Tracking the Face using KLT
Again, like in real-time tracking, machine creates edge points with using eigenvalues and calculates the new head position based on the previous frame. The functions below already explained in section II.II.
points = detectMinEigenFeatures(rgb2gray(videoFrame), 'ROI', bbox); pointTracker = vision.PointTracker('MaxBidirectionalError', 2);
In addition to application i, here we used estimateGeometricTransform function which calculates the translation, rotation, and scale of the tracked face between frames. The results are used to characterize the motion of the face.
[xform, oldInliers, visiblePoints] = estimateGeometricTransform(... oldInliers, visiblePoints, 'similarity', 'MaxDistance', 4);
[boxEdge(1:2:end), boxEdge(2:2:end)] ...
= transformPointsForward(xform, boxEdge(1:2:end), boxEdge(2:2:end));
During operations, masks and the target frame are constantly refreshed until it reaches the target number of frames. The process can be observed with the simple user interface that pops-up when the code executed.
Figure 34.
A frame from video face swap application. (Target donor: Author.)
HIGH-RESOLUTION NEURAL FACE SWAPPING FOR VISUAL EFFECTS
Unlike our mid-resolution examples, in 2020, Disney released an Autoencoder & GAN-based method that allows neural face swap for high-resolution videos. * Outputs are quite different. It can be seen on first sight that Disney’s outputs have unique look which seems familiar us from Disney’s movie world.[7]
Figure 35. Comparison of face swapping with Disney’s compositing and Poisson methods. From left: (a)target, (b)network output, (c)Poisson blending, (d)Disney’s.
*Let's note that, for a single relatively high-resolution image in our III.ii. Attempt 2, the process took 18 minutes.
SYNTHETIC FILM DUBBING
Nowadays, in the age of video consumption, many people prefer to watch dubbed content rather than subtitles. Companies like 'Flawless AI', which thinks that following the subtitles disconnects the viewer from the story, aims to overcome this situation by making lip sync based visual translation.
Figure 36. Example of synthetic dubbing.
DEEPFAKE ANCHOR
Channel owners are looking for low-budget solutions these days when costs are increasing. 'Deepfake anchors' seems to be the new trend for news channels in the field of video processing, where artificial intelligence is in demand. The process, on the other hand, is similar to the stages mentioned in our study, but the masking process is more detailed and audio processing is also included in the process.

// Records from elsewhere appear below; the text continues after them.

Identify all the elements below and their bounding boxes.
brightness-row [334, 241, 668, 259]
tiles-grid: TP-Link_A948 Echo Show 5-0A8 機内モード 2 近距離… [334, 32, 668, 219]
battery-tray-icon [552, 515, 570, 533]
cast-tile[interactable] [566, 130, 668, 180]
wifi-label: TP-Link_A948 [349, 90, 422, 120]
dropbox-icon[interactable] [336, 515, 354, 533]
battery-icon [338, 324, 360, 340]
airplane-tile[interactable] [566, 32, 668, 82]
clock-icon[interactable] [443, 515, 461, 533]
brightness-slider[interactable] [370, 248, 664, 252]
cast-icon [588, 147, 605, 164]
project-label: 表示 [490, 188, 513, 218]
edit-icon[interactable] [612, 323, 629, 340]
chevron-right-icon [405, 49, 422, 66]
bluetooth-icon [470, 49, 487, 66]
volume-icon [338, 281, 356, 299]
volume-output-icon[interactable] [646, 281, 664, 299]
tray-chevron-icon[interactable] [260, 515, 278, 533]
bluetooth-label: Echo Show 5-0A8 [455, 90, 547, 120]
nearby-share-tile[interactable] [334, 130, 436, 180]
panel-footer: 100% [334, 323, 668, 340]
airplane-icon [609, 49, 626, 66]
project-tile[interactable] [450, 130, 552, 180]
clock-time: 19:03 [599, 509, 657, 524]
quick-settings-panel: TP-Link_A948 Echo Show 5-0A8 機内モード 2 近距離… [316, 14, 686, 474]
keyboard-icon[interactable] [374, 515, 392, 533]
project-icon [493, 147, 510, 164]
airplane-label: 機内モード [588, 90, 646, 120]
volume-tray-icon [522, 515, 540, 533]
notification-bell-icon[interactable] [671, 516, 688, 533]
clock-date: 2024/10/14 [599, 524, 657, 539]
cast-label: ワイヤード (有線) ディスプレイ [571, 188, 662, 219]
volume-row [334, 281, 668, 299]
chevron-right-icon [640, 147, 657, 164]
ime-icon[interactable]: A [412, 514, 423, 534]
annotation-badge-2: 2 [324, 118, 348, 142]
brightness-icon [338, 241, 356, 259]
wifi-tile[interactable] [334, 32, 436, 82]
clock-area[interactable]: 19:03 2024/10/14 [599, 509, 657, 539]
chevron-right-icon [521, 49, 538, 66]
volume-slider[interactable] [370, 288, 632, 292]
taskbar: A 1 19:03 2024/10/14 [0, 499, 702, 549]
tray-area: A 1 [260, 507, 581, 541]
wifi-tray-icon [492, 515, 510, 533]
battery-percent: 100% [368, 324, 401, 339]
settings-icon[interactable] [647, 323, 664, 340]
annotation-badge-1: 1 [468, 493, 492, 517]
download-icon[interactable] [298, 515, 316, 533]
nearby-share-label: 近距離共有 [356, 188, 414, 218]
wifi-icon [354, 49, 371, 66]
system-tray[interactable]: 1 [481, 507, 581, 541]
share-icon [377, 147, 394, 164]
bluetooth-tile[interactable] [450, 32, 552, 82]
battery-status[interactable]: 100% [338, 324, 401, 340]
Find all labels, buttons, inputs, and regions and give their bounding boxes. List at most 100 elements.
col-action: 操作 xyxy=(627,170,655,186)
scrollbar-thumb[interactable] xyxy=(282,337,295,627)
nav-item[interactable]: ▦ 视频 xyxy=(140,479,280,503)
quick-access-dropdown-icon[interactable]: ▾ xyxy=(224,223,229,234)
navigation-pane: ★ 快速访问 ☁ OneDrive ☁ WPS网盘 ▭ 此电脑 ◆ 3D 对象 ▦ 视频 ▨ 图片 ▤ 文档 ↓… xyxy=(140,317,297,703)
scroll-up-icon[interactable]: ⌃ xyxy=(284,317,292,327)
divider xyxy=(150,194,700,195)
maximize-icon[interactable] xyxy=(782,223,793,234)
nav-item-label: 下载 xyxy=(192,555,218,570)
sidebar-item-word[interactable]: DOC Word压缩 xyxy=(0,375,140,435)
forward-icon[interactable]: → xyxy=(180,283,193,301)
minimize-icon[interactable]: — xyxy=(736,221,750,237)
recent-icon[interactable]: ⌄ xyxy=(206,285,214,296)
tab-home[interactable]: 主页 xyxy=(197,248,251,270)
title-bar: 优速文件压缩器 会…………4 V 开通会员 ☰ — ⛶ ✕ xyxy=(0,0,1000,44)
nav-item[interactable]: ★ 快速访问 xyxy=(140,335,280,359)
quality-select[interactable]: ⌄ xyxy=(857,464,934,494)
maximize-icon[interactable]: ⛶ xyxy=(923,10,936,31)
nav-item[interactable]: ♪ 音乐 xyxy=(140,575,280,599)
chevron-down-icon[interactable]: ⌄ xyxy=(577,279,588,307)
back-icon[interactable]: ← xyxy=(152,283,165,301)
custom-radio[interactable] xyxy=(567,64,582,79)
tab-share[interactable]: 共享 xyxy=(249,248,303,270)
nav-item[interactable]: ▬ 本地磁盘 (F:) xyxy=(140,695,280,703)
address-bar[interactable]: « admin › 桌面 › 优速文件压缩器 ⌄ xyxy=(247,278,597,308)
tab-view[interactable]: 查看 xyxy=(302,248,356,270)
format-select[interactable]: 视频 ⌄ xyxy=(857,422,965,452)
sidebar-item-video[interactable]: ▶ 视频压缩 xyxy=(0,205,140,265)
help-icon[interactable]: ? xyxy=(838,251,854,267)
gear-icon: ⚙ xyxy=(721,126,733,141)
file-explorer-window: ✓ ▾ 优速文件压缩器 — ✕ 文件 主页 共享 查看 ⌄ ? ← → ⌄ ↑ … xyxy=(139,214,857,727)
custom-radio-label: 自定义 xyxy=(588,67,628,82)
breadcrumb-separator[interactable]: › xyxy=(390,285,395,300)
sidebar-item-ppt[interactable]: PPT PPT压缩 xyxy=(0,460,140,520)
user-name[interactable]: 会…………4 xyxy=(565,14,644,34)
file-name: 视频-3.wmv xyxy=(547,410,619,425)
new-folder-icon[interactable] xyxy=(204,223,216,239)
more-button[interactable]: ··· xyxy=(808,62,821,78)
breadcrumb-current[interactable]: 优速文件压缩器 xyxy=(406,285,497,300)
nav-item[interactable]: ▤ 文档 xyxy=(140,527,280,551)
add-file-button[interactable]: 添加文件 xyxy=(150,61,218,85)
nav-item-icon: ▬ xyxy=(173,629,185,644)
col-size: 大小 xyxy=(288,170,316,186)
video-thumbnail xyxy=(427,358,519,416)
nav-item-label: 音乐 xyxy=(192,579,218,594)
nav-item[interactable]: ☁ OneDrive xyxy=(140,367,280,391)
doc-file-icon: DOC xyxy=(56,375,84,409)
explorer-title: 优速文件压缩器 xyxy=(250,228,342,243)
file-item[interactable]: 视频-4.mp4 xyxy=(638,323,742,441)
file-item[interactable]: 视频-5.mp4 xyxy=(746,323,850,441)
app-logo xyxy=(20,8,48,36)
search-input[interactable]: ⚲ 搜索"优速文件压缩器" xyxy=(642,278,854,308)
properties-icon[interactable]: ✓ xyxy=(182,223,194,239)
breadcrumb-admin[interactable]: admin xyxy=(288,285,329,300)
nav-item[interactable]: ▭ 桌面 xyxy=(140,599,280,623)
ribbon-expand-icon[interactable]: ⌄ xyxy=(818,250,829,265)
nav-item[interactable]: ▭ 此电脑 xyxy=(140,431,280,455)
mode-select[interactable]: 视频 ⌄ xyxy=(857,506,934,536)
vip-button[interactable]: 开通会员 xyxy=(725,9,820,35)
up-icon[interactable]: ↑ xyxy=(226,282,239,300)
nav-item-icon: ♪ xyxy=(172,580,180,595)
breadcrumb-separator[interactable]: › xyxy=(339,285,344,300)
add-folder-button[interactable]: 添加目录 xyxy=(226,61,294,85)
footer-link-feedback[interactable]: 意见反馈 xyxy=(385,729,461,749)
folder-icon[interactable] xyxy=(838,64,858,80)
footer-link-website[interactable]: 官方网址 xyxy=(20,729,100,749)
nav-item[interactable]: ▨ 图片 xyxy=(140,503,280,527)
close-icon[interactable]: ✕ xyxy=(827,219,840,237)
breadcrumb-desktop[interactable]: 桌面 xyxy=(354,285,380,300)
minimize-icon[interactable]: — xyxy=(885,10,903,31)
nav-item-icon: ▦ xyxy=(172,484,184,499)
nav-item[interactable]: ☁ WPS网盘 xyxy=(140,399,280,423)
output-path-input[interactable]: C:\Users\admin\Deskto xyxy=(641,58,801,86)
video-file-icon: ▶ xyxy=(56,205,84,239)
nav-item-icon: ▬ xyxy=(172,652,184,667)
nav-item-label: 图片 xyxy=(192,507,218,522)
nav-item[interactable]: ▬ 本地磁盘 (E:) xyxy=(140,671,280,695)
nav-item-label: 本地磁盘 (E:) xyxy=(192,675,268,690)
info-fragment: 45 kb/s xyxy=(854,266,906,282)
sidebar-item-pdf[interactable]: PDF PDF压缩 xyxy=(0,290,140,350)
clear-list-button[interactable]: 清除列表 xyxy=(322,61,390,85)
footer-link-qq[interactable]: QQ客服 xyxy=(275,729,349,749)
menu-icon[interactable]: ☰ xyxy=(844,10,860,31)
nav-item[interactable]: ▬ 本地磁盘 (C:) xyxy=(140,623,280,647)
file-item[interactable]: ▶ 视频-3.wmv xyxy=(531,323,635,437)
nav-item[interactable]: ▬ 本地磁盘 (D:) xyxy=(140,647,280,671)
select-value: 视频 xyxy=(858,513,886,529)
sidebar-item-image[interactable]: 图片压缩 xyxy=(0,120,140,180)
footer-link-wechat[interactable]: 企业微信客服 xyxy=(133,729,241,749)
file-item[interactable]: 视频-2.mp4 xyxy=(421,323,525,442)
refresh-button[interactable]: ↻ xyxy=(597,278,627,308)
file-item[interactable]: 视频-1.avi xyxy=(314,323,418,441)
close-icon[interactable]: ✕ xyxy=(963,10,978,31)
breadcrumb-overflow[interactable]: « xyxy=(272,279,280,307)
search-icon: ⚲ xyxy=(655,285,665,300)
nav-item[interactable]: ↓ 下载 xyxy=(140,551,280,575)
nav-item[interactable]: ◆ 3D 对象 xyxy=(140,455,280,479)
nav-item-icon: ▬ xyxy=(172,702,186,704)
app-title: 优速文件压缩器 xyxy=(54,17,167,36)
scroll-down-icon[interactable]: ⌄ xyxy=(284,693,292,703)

The vast majority of deepfake applications are used for entertainment (as individual and as industrial) and education, but in some cases, we see this application used maliciously. In the video published recently, the 'fake' president who called for his army to 'surrender' during the Russia-Ukraine war, and Obama, who was also one of the bureaucratic donors, 'saying unspeakable words' are examples of these. For such applications of rapidly developing artificial intelligence, states should keep sanctions tight. Also, some recent applications like FaceApp, ZAO, Reface, etc. violates personal data protection law yet due to delay of international laws, solving such situations requires a long time. (Privacy protocols are now regulated in the mentioned applications.)